Using a task design commonly employed to test numerical cognition in bees and a variety of other animals, researchers trained honeybees to discriminate placards with different numbers of shapes. Bees performed well during training and on a learning test. However, additional tests revealed that honey bees used non-numeric visual features to solve the task.

The researchers also created a model based on the known physiology of the bee brain. This “bee brain” model was able to solve several other similar numeric-based tasks without any need for number processing.

Dr HaDi MaBouDi is the lead author on the paper who is based at Sheffield University. He said: “The results of our study show that animals are incredibly clever and can solve tasks in efficient and unexpected ways.”

Dr Olli Loukola, a co-author at University of Oulu in which the study was performed, said: “The results of our work suggests that the ability to distinguish items based on continuous magnitudes, i.e. properties such as density or total area of items, might be more basic and perhaps evolutionarily older than the ability to process numbers”

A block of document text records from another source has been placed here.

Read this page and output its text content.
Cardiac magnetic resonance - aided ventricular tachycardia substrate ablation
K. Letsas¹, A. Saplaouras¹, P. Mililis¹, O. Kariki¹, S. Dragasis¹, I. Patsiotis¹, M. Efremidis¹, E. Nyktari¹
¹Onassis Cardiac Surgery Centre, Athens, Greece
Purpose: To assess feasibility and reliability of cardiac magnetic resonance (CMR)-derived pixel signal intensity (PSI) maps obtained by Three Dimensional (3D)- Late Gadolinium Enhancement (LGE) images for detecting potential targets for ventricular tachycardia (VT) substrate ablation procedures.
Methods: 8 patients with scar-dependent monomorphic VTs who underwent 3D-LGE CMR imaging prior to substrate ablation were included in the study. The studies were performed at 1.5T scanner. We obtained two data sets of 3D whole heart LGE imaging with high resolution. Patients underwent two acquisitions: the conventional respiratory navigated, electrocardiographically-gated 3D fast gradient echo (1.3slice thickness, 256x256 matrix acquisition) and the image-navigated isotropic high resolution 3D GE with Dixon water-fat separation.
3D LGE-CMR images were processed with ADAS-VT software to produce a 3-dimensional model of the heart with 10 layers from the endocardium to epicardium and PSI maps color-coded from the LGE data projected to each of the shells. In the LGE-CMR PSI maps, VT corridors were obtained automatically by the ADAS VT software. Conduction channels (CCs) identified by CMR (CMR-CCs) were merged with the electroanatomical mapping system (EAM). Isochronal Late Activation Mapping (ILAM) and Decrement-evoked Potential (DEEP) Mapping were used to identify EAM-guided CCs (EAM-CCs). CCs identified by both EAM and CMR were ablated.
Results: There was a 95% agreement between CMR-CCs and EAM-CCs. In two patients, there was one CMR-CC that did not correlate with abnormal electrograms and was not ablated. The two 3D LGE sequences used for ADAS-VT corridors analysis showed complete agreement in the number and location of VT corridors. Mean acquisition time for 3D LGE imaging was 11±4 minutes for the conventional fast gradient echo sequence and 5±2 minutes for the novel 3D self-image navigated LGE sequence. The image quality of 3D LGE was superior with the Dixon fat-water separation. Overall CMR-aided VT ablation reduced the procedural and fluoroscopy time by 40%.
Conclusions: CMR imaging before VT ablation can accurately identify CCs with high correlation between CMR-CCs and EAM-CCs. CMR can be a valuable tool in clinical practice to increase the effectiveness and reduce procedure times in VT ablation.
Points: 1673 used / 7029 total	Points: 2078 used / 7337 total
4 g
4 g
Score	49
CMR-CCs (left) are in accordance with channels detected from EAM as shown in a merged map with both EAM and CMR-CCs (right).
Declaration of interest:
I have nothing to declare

Another co-author, Maria Honkanen, who is a biology student at University of Oulu, added: "It is truly interesting how this kind of numerical task can be efficiently solved without numbers. I think this shows well how a problem might have multiple solutions, when considering it from different angles."

Dr MaBouDi cautions: “This doesn’t mean that bees or other non-verbal animals can’t understand numbers, but it does suggest that animals use non-numeric properties to solve the math problems they often face.”

Article:

‘Non-numerical strategies used by bees to solve numerical cognition tasks’. HaDi MaBouDi, Andrew B. Barron, Sun Li, Maria Honkanen, Olli J. Loukola, Fei Peng, Wenfeng Li, James A. R. Marshall, Alex Cope, Eleni Vasilaki, and Cwyn Solvi. Proceedings in the Royal Society B.